Across the genome, we identified 65 genomic loci containing 322 genes with high levels of genetic differentiation (see Materials and Methods) between the highly and less-defensive cohorts (fig. 2 and supplementary tables S2 and S3, Supplementary Material online; hereafter called defense-associated loci). On average, there was a 7.1% difference in allele frequency between the two cohorts in these regions with an average of 22% for the most differentiated SNPs within these regions. This difference is significantly higher than any other similar-sized set of SNPs chosen at random from the AHB genome (Permutation test N = 1,00,000; mean difference = 0.052; P < 0.001).
Fig. 2.
Average fixation index (Fst) between highly and less-defensive AHB colonies in Brazil. Red boxes are regions (±1 Mb on either side) that have significant evidence of differentiation between the two cohorts. Top-level horizontal bars are QTL for defense response (Hunt et al. 1998, 1999). Point on chromosome 15 marks the start of hexokinase2 (GB47079).
Defense-associated loci overlapped with two previously reported QTL for defense response: an alarm pheromone QTL on chromosome 12 and a defense-response QTL on chromosome 3 (fig. 3) (Hunt et al. 1998, 1999; Guzman-Novoa et al. 2002; Lobo et al. 2003; Gibson et al. 2015). There were additional significant windows within at least 1 Mb of each of the five reported defense-response QTL. Taken together, our data provide evidence that the regions of the genome we have identified quantitatively contribute to defense response in AHB.
Fig. 3.
Average fixation index (Fst) between highly and less-defensive AHB colonies in Brazil within previously reported QTL. Red boxes are previously identified QTL (named above). Approximate location on each chromosome is depicted below as a percentage of the total chromosome. Significant regions are starred.
Defense-Associated Regions Are Differentially Admixed
Next, we asked if highly defensive colonies are more closely related to the M- or A-lineages at defense-associated loci relative to less-defensive colonies. To do this, we made use of a recently developed method to estimate ancestral proportions across the genome (admixture mapping) in pooled-sequencing data (Corbett-Detig and Nielsen 2017). This admixture mapping procedure confirmed that, on average, AHBs share 86% of their ancestry with A-lineage (supplementary fig. S1, Supplementary Material online) (Weinstock et al. 2006) with the remainder largely made up of M-lineage. We found only 1.5% C-lineage ancestry remaining within São Paulo State’s AHBs, consistent with previous findings for this area (Clarke et al. 2002; Whitfield et al. 2006; Zayed and Whitfield 2008; Nelson et al. 2017). We also support previous findings of elevated M-lineage ancestry on a single regions of chromosome 11 (supplementary fig. S1, Supplementary Material online) (Nelson et al. 2017).

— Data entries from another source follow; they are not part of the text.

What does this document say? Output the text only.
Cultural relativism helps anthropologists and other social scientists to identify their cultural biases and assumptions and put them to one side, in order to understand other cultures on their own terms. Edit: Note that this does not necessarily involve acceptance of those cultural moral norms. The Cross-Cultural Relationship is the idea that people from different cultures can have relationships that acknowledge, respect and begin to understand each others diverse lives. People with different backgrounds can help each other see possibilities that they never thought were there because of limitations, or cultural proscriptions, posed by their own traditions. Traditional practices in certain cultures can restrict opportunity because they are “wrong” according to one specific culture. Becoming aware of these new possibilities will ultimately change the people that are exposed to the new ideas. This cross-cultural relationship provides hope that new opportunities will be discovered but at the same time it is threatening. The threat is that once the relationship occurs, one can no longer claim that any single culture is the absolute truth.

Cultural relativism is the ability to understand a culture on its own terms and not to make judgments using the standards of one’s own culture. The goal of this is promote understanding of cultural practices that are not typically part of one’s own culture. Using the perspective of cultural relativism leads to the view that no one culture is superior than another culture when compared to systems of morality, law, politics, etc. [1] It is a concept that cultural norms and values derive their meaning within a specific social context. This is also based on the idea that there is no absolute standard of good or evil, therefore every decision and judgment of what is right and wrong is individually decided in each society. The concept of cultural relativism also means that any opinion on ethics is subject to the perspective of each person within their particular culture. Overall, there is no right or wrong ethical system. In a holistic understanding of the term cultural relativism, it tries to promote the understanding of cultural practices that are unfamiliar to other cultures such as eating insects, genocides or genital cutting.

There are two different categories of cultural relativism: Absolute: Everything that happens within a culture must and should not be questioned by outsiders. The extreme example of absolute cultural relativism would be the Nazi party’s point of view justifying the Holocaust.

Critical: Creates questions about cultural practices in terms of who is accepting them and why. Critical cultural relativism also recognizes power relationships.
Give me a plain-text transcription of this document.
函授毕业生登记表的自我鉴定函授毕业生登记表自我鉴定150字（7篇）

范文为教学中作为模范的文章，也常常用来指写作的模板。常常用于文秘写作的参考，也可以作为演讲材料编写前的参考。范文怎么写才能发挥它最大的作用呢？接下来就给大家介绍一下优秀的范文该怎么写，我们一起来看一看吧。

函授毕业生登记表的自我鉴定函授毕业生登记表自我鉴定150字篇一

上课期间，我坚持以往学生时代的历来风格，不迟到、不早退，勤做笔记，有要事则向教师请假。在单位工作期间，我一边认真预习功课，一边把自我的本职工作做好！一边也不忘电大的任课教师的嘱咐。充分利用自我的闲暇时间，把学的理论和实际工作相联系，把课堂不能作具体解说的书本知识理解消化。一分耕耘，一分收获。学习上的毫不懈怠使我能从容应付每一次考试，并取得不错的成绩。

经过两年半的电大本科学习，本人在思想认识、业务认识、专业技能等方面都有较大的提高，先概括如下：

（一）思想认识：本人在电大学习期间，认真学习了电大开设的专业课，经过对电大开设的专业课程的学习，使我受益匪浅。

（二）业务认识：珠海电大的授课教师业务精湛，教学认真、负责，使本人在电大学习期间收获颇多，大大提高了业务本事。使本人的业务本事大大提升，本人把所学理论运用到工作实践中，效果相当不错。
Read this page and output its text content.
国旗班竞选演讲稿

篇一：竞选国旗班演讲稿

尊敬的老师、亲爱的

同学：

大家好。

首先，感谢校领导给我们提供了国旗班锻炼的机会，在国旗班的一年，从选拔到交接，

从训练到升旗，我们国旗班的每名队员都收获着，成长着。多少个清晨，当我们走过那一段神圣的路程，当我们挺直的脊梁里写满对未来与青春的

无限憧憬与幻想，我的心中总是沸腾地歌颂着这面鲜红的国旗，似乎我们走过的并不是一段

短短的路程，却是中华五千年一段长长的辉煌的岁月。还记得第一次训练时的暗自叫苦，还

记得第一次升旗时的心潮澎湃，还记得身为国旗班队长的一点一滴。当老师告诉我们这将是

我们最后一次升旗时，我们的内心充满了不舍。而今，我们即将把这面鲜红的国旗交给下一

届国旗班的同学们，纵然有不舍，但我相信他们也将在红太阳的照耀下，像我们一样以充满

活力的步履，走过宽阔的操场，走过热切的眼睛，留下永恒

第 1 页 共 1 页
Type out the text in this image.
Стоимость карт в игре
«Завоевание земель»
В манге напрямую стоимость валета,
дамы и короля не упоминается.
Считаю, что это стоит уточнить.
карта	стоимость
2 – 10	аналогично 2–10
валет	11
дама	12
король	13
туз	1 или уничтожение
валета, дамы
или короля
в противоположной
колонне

We found no significant evidence of a genome-wide difference in C-lineage ancestry between highly and less-defensive cohorts across all sites (t = −0.68; P = 0.49). Repeating this analysis within only defense-associated regions of the genome (as identified above), we again found no significant evidence of different levels of C-lineage ancestry between the two cohorts (t = 1.85; P = 0.064). When we compared the level of M-lineage ancestry between the two cohorts, we found that less-defensive colonies (mean M = 14.1%) had a slightly, but a significantly higher level of M-lineage ancestry genome-wide when compared with highly defensive colonies (mean M = 13.8%; t = 3.37; P = 0.0008). All defense-associated regions had evidence of differential admixture (fig. 4); however, only two were significant and were cases in which there was more M-lineage ancestry in more defensive colonies.
Fig. 4.
Differential admixture of defense-associated regions in AHB. For each of the 65 regions, we identified as defense associated, we estimated the relative difference in M-lineage ancestry between highly and less-defensive colonies (Dm). Regions with significant differences in M- or A-lineage allele frequency between the high- and low-defense cohorts (|Dm| > 0.08) are highlighted in red.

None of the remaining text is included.